Tod dem Geliebten – der Ehre zuliebe
Rodrigo trifft in Chimenes Haus auf Elvire. Er möchte sich Chimenes Rache direkt stellen und ist bereit, von ihrer Hand zu sterben. Doch Elvire schickt ihn weg: Chimenes Ehre stehe auf dem Spiel, wenn der Mörder ihres Vaters in ihrem Haus gesehen werde. Bald kehrt Chimene mit Sancho nach Hause zurück, der ihr anbietet, gegen Rodrigo anzutreten, um den Tod ihres Vaters zu rächen. Chimene vertröstet ihn. Sie will das Urteil des Königs abwarten.
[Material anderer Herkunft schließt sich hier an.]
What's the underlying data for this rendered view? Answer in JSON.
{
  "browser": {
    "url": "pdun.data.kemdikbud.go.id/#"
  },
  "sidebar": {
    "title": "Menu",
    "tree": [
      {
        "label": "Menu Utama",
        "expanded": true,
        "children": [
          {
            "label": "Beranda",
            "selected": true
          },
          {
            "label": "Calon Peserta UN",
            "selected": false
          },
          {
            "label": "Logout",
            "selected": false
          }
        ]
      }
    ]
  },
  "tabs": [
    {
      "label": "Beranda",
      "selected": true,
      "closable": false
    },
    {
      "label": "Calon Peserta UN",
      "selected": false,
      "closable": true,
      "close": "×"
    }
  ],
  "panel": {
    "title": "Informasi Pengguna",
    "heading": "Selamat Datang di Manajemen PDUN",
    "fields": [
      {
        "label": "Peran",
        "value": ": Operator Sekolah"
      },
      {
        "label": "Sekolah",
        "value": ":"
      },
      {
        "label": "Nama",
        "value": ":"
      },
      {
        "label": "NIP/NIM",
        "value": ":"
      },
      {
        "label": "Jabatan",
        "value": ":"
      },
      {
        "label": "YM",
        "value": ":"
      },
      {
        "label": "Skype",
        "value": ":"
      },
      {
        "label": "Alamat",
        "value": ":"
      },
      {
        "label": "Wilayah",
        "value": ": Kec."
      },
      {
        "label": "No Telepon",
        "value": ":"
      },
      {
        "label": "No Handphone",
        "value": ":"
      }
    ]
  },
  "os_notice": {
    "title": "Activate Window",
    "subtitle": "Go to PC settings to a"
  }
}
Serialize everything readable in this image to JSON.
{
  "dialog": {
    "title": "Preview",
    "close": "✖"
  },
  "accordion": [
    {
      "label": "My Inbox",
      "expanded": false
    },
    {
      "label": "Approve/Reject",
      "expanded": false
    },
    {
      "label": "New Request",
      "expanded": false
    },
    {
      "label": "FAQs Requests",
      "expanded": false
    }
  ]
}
Mit Elvire allein, beklagt sie verzweifelt ihr Los: Sie müsse, um ihre Ehre zu retten, ihren Geliebten töten. Dann aber wolle sie gleich auch an seiner Seite sterben.
„Die rasche Sühnetat will ich dir gern verzeihn, / Auch wird ganz Spanien dem Retter Fürsprech sein. / Der Rachepläne muss Chimene sich entschlagen. / Ich kann nichts weiter für sie tun, als sie beklagen.“ (König zu Rodrigo, S. 44)
Rodrigo tritt hinzu und bietet Chimene an, jetzt gleich ihre Rache an ihm zu vollziehen, doch Chimene weist ihn ab. Sie mag sich in ihrer Rachepflicht vom geliebten Feind nicht helfen lassen. Gemeinsam beklagt das verhinderte Paar die Zwänge des Ehrgefühls. Beide scheiden indes in der Überzeugung, dass Chimenes tödliche Rache an ihm unausweichlich ist. Rodrigo begegnet anschließend seinem Vater. Dieser ist heilfroh, den Sohn überhaupt noch lebend anzutreffen. Diego drängt ihn, die Truppen anzuführen, die sich gleich den Mauren entgegenwerfen müssen. Ein schneller Sieg, so Diego, könnte Rodrigo die Gnade des Königs eintragen und Chimenes Rachegelüsten einen Riegel vorschieben.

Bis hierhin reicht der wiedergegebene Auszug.